Cover: Wieviel Globalisierung verträgt der Mensch ?
Carl Hanser Verlag, München 2003
ISBN 9783446202610
Gebunden, 118 Seiten, 14,90 EUR

Klappentext

Wir erleben eine rapide Veränderung unserer Denk- und Lebensgewohnheiten und fühlen uns ihr gegenüber machtlos. "Das Denken selbst gerät in eine Globalisierungsfalle. Monoton dreht es sich im Kreis der beiden Grundfragen: Wie beherrscht man das Globale, fragen die einen, und wie rettet man es, fragen die anderen." Der Philosoph Rüdiger Safranski hilft mit diesem Buch, sich zurechtzufinden in einem Ansturm von Eindrücken und Bedrohungen. Er ermutigt, Freiräume für Gleichgewicht und Handlungsfähigkeit zu schaffen, denn Globalisierung lässt sich nur gestalten, wenn darüber nicht die andere große Aufgabe versäumt wird: das Individuum, sich selbst zu gestalten.

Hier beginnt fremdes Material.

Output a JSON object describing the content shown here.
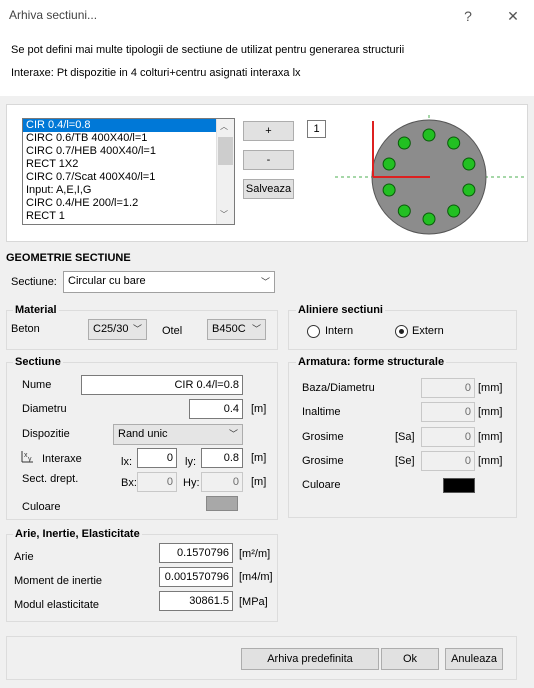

Rezensionsnotiz zu Süddeutsche Zeitung, 16.04.2003

Ijoma Mangold ist über ein seichtes Gewässer gesegelt, und wenn das auch nicht unangenehm war, hat er doch nicht das Gefühl, von der Stelle gekommen zu sein. Denn Rüdiger Safranskis Buch, so sein Urteil, ist "leer". Schon die titelgebende Frage sei das Problem: Denn wenn nach der Globalisierung und ihren Folgen gefragt werde, dann könne kein allgemein-essenzieller "Mensch" zum Anschauungsobjekt erhoben werden. Tut man es doch, dann komme so etwas heraus: "ein gemütlicher Spaziergang durch die Philosophiegeschichte" und ein Zierrat "hübscher Begriffe", schreibt Mangold. Um aber Wind in die Segel zu blasen und uns einer Erkenntnis über die Gegenwart näher zu bringen, ist nach Ansicht unseres Rezensenten ein anderer Menschenbegriff vonnöten: "normativ und damit überaus relativ und zeitgebunden".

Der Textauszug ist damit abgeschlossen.